EpiInvert execution for France using 365 days in the past. If you are not constrained by the computational cost of the algorithm, you can choose a large value of this parameter (for instance 9999), to ensure that EpiInvert will use the whole available sequence in the estimation.
res <- EpiInvert(incidence$FRA,"2022-05-05",festives$FRA,
select_params(list(max_time_interval = 365)))
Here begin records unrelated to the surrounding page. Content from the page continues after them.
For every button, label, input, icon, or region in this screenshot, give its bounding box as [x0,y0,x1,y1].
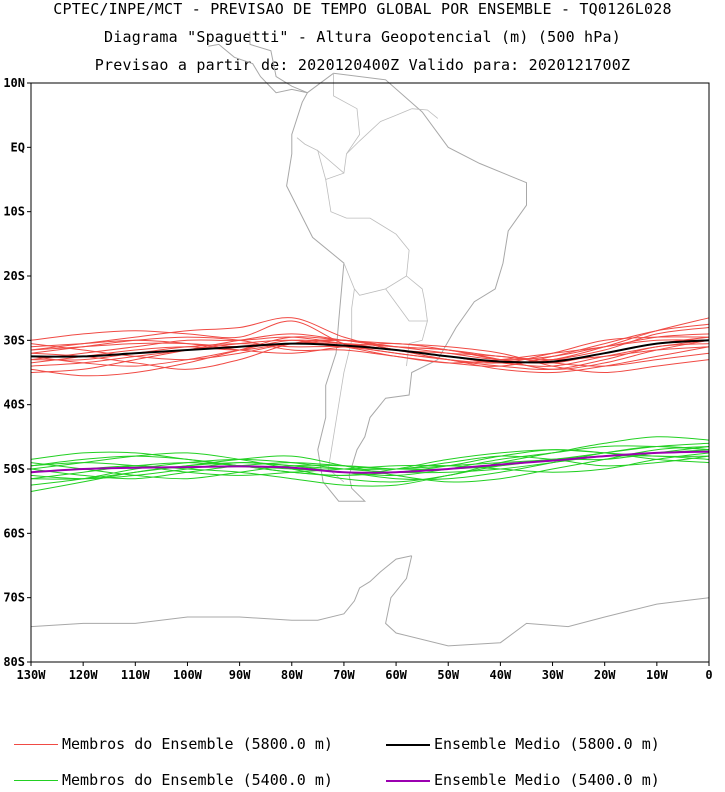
y-tick-label: 10S [3,205,25,219]
x-tick-label: 70W [333,668,355,682]
member-line-5800 [30,323,710,367]
legend-label: Membros do Ensemble (5400.0 m) [62,771,333,789]
member-line-5400 [30,445,710,480]
weddell-coast [385,555,710,647]
member-line-5800 [30,339,710,371]
member-line-5800 [30,333,710,367]
country-border [333,73,361,155]
x-tick-label: 20W [594,668,616,682]
y-tick-label: 70S [3,591,25,605]
country-border [325,114,397,219]
legend-swatch-purple [386,779,430,782]
country-border [327,288,355,483]
country-border [296,137,318,151]
legend-swatch-red [14,744,58,745]
antarctic-peninsula [30,555,412,628]
y-axis: 10N EQ 10S 20S 30S 40S 50S 60S 70S 80S [3,76,31,669]
mean-line-5800 [30,339,710,364]
country-border [411,108,439,119]
caribbean-coast [249,31,308,94]
central-america-coast [208,43,308,94]
south-america-coast [286,72,527,502]
legend-label: Membros do Ensemble (5800.0 m) [62,735,333,753]
spaghetti-chart: 10N EQ 10S 20S 30S 40S 50S 60S 70S 80S 130W 120W 11… [3,31,713,682]
chart-title-line-2: Diagrama "Spaguetti" - Altura Geopotenci… [104,28,621,46]
x-tick-label: 120W [69,668,99,682]
member-line-5400 [30,445,710,480]
legend-label: Ensemble Medio (5400.0 m) [434,771,660,789]
legend-swatch-green [14,780,58,781]
x-tick-label: 0 [705,668,712,682]
legend-item-green-members: Membros do Ensemble (5400.0 m) [14,771,333,789]
country-border [395,108,412,116]
plot-frame [30,82,710,663]
y-tick-label: 60S [3,526,25,540]
country-border [406,275,428,322]
country-border [317,149,345,180]
legend-item-black-mean: Ensemble Medio (5800.0 m) [386,735,660,753]
series-5400-members [30,436,710,492]
x-tick-label: 110W [121,668,151,682]
x-tick-label: 50W [437,668,459,682]
member-line-5400 [30,455,710,480]
member-line-5800 [30,336,710,377]
y-tick-label: 10N [3,76,25,90]
country-border [343,217,410,296]
y-tick-label: 30S [3,333,25,347]
x-tick-label: 90W [229,668,251,682]
member-line-5800 [30,342,710,361]
x-tick-label: 100W [173,668,203,682]
chart-title-line-3: Previsao a partir de: 2020120400Z Valido… [94,56,631,74]
x-tick-label: 30W [542,668,564,682]
legend-label: Ensemble Medio (5800.0 m) [434,735,660,753]
x-axis: 130W 120W 110W 100W 90W 80W 70W 60W 50W 40W 30W 20W… [17,662,713,682]
member-line-5400 [30,436,710,483]
y-tick-label: 20S [3,269,25,283]
legend-swatch-black [386,743,430,746]
member-line-5400 [30,452,710,476]
member-line-5400 [30,446,710,483]
y-tick-label: 40S [3,398,25,412]
legend-item-red-members: Membros do Ensemble (5800.0 m) [14,735,333,753]
ensemble-means [30,339,710,474]
coastline-map [30,31,710,647]
y-tick-label: 80S [3,655,25,669]
mean-line-5400 [30,450,710,474]
x-tick-label: 80W [281,668,303,682]
legend-item-purple-mean: Ensemble Medio (5400.0 m) [386,771,660,789]
x-tick-label: 40W [490,668,512,682]
x-tick-label: 10W [646,668,668,682]
y-tick-label: EQ [11,140,25,154]
x-tick-label: 130W [17,668,47,682]
x-tick-label: 60W [385,668,407,682]
y-tick-label: 50S [3,462,25,476]
member-line-5800 [30,333,710,373]
chart-title-line-1: CPTEC/INPE/MCT - PREVISAO DE TEMPO GLOBA… [53,0,672,18]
Plot of the incidence between “2021-12-15” and “2022-01-15”. Observe that the festive days bias correction only modifies the original incidence in the festive days and the following 2 days.
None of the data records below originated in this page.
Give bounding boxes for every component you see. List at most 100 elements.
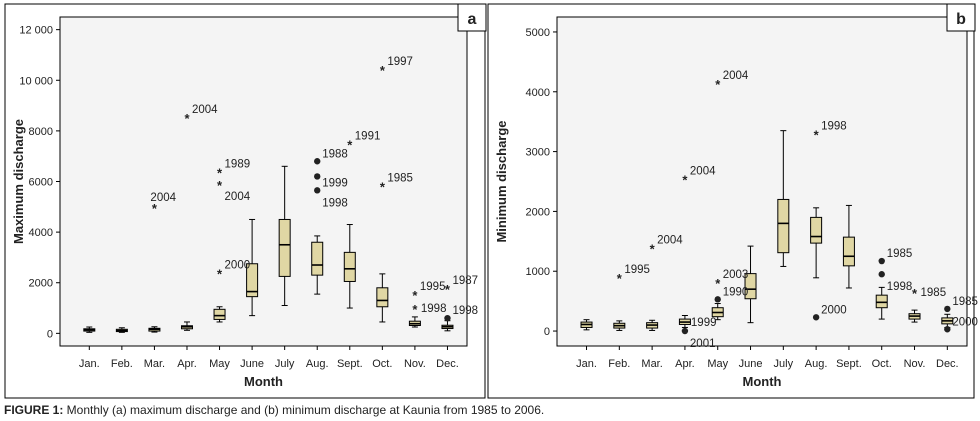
x-tick-label: Oct. [372, 358, 392, 370]
figure-canvas: a 0 2000 4000 6000 8000 10 000 12 000 Jan. Feb. Ma… [4, 3, 978, 399]
outlier-dot [314, 158, 321, 165]
outlier-dot [444, 314, 451, 322]
box-nov [908, 309, 921, 323]
box-mar [646, 319, 659, 331]
outlier-dot [812, 314, 820, 321]
x-tick-label: Jan. [576, 358, 597, 370]
outlier-label: 1985 [887, 248, 913, 260]
outlier-star: * [715, 276, 721, 291]
box-apr [180, 321, 193, 331]
box-june [744, 245, 757, 324]
outlier-label: 1988 [322, 148, 348, 160]
y-tick-label: 10 000 [19, 75, 53, 87]
outlier-dot [681, 327, 689, 335]
y-tick-label: 3000 [526, 147, 550, 159]
y-tick-label: 2000 [526, 206, 550, 218]
iqr-box [777, 198, 790, 254]
box-aug [311, 235, 324, 295]
outlier-label: 1998 [821, 121, 847, 133]
outlier-label: 1987 [452, 275, 478, 287]
box-sept [842, 204, 855, 289]
x-axis-title: Month [244, 374, 283, 389]
outlier-label: 2000 [952, 316, 978, 328]
box-feb [115, 327, 128, 333]
outlier-label: 2000 [225, 260, 251, 272]
chart-panel-a: a 0 2000 4000 6000 8000 10 000 12 000 Jan. Feb. Ma… [4, 3, 487, 399]
x-tick-label: Nov. [904, 358, 926, 370]
outlier-dot [878, 257, 885, 265]
box-feb [613, 320, 626, 331]
plot-area [59, 16, 468, 347]
outlier-dot [314, 187, 321, 194]
x-tick-label: July [774, 358, 794, 370]
outlier-label: 1999 [322, 177, 348, 189]
outlier-label: 1985 [921, 287, 947, 299]
y-tick-label: 6000 [29, 177, 53, 189]
x-tick-label: Mar. [144, 358, 165, 370]
panel-label-box [457, 3, 487, 32]
iqr-box [376, 287, 389, 308]
y-axis-title: Maximum discharge [11, 119, 26, 244]
box-apr [678, 314, 691, 328]
x-tick-label: Nov. [404, 358, 426, 370]
x-tick-label: Apr. [177, 358, 197, 370]
outlier-star: * [152, 201, 158, 216]
box-july [278, 165, 291, 307]
outlier-star: * [412, 288, 418, 303]
outlier-label: 1998 [322, 197, 348, 209]
box-june [246, 218, 259, 317]
outlier-label: 1997 [387, 56, 413, 68]
box-may [213, 306, 226, 323]
x-tick-label: May [209, 358, 230, 370]
x-tick-label: June [240, 358, 264, 370]
iqr-box [842, 236, 855, 267]
outlier-label: 2004 [225, 191, 251, 203]
outlier-star: * [617, 271, 623, 286]
outlier-label: 1990 [723, 286, 749, 298]
outlier-label: 1989 [225, 158, 251, 170]
panel-label-box [946, 3, 976, 32]
box-oct [875, 286, 888, 320]
panel-label: a [468, 11, 477, 28]
plot-area [556, 16, 968, 347]
outlier-label: 1999 [691, 317, 717, 329]
outlier-label: 2004 [192, 104, 218, 116]
outlier-star: * [912, 286, 918, 301]
x-tick-label: May [707, 358, 728, 370]
panel-label: b [956, 11, 966, 28]
outlier-star: * [217, 178, 223, 193]
box-nov [408, 316, 421, 328]
iqr-box [744, 273, 757, 300]
y-tick-label: 0 [544, 326, 550, 338]
outlier-star: * [184, 111, 190, 126]
y-tick-label: 4000 [526, 87, 550, 99]
x-tick-label: Dec. [936, 358, 959, 370]
outlier-label: 1985 [387, 172, 413, 184]
outlier-dot [944, 326, 951, 333]
y-tick-label: 1000 [526, 266, 550, 278]
outlier-star: * [380, 179, 386, 194]
outlier-label: 1998 [887, 281, 913, 293]
iqr-box [810, 216, 823, 244]
box-mar [148, 326, 161, 333]
x-tick-label: Jan. [79, 358, 100, 370]
outlier-label: 2000 [821, 304, 847, 316]
outlier-label: 1995 [624, 264, 650, 276]
outlier-star: * [217, 165, 223, 180]
x-tick-label: Apr. [675, 358, 695, 370]
x-axis-title: Month [743, 374, 782, 389]
outlier-star: * [412, 302, 418, 317]
x-tick-label: Feb. [608, 358, 630, 370]
y-axis-title: Minimum discharge [494, 120, 509, 242]
outlier-label: 2003 [723, 269, 749, 281]
outlier-label: 1995 [420, 281, 446, 293]
box-jan [580, 319, 593, 331]
y-tick-label: 0 [47, 328, 53, 340]
iqr-box [875, 294, 888, 309]
figure-caption-text: Monthly (a) maximum discharge and (b) mi… [63, 403, 545, 417]
x-tick-label: Feb. [111, 358, 133, 370]
box-jan [83, 326, 96, 333]
x-tick-label: Aug. [306, 358, 329, 370]
x-tick-label: Mar. [641, 358, 662, 370]
outlier-label: 2004 [150, 192, 176, 204]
EpiInvert_plot(res,"incid","2021-12-15","2022-01-15")
EpiInvert execution for UK using a non-parametric serial interval shifted -2 days
load data of a serial interval
data(si_distr_data)
head(si_distr_data)
#> [1] 3.285609e-06 3.401902e-04 3.904441e-03 1.543537e-02 3.466818e-02
#> [6] 5.608451e-02
res <- EpiInvert(incidence$UK,"2022-05-05",festives$UK,
select_params(list(si_distr = si_distr_data,
shift_si_distr=-2)))
Plot of the serial interval used (including the shift)
EpiInvert_plot(res,"SI")
EpiInvert execution for the USA changing the default values of the parametric serial interval (using a shifted log-normal)
res <- EpiInvert(incidence$USA,"2022-05-05",festives$USA,
select_params(list(mean_si = 11,sd_si=6,shift_si=-1)))
Plot of the reproduction number Rt including an empiric 95\% confidence interval of the variation of EpiInvert Rt estimation as a function of the number of future days available.
EpiInvert_plot(res,"R")
To load an updated version of the incidence file we use in these examples you can execute:
incidence <- read.csv(url("https://www.ctim.es/covid19/incidence.csv"))
tail(incidence)
#> date FRA DEU USA UK
#> 842 2022-05-12 36047 68999 112112 14800
#> 843 2022-05-13 32773 61859 81683 6587
#> 844 2022-05-14 30459 6151 16092 0
#> 845 2022-05-15 22844 2305 30890 0
#> 846 2022-05-16 5936 86252 145288 23820
#> 847 2022-05-17 43727 72051 112487 8596
you can introduce in the EpiInvert call the last date of the incidence using the dates included in the incidence file:
res <- EpiInvert(incidence$USA,incidence$date[length(incidence$date)],festives$USA)
EpiInvert_plot(res)
#> Warning: Removed 2 row(s) containing missing values (geom_path).